The Senate Commerce Committee is holding a hearing on May 18th to examine the impact of the Telephone Consumer Protection Act (TCPA).
The legislation was intended to cut down on telemarketing and robocalls to consumers. The hearing comes after the Federal Communications Commission (FCC) last year clarified and updated how the law is applied.
The agency authorized service providers to start offering robocall-blocking technology and made it clear that automated texts were covered under the same rules as calls and voicemails.

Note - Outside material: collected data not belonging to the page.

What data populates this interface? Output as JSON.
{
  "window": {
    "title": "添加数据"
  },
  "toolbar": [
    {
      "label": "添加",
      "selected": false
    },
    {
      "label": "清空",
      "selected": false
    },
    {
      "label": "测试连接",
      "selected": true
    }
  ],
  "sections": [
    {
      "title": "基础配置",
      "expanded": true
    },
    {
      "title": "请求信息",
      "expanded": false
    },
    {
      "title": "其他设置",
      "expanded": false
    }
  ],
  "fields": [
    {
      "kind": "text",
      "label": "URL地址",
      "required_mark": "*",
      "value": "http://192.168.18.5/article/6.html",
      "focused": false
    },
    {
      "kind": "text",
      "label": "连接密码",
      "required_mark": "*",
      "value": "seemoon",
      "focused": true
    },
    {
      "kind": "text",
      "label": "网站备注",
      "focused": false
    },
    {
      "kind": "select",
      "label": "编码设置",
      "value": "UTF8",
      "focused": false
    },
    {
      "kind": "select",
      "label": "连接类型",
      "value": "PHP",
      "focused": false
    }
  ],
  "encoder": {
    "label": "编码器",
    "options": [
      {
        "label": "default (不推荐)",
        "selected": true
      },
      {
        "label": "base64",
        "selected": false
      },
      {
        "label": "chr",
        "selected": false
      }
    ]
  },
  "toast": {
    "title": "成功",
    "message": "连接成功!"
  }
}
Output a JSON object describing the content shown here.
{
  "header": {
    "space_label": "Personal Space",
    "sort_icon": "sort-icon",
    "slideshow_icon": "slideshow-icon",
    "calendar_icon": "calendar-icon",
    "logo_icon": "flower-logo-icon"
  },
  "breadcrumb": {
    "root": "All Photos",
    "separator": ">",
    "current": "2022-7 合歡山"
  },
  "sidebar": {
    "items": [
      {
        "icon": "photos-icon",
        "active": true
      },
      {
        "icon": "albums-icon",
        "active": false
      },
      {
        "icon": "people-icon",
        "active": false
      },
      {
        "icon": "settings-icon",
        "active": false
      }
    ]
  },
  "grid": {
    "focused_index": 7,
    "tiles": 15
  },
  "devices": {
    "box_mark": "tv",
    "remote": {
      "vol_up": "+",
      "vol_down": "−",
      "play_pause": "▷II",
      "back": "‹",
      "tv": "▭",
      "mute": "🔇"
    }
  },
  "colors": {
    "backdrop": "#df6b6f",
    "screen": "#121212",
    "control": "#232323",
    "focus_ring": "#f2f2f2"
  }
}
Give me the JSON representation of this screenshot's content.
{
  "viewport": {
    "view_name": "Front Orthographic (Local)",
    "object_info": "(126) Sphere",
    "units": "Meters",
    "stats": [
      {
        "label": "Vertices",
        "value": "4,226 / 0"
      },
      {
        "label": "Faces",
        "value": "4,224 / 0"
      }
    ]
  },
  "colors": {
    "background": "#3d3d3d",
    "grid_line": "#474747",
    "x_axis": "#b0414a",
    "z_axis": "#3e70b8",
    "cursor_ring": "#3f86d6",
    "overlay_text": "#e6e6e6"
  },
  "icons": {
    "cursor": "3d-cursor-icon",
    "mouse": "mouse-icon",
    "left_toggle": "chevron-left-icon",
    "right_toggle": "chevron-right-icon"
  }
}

The new amendments extend the reach of regulatory bodies, and far surpass the Do Not Call (DNC) registry and the need for list scrubbing and simple opt-outs, to stay compliant. The amendments extend the protections to consumers, now covers text-messaging based marketing, and includes new rules concerning auto dialers, among other important updates. Furthermore, the amendment eliminates assumed consent based on an existing business relationship. Awareness of the new rules will keep your business in good graces with your clients, prospects and the regulators, not to mention saving hundreds of thousands of dollars in possible penalties for infractions.
The Senate Commerce hearing will include several industry witnesses, including representatives for the U.S. Chamber of Commerce, the American Bankers Association and the American Association of Healthcare Administrative Management. Also testifying will be Indiana Attorney General Greg Zoeller (R) and Margot Saunders, a lawyer with the National Consumer Law Center.
"The hearing will also examine the Federal Communications Commission's application of the TCPA to new technologies and practices popularized since adoption of the Act," the Committee said in a release.
The upper chamber has a busy week ahead, with lawmakers also taking up a hugely popular Email Privacy bill (H.R.699). The bill is on the May 19th agenda for the Senate Judiciary Committee, but a strange quirk in the Committee's practices means the legislation will likely not be voted on until a week later.
There are questions about how the Committee may change the bill before it reaches the Senate floor.
Privacy advocates agreed to tweaks to a similar House bill last month that allowed it to get approved in a 419-0 vote. Any differences between the House and Senate Legislation would have to be worked out if it has a chance of making it to President Obama's desk.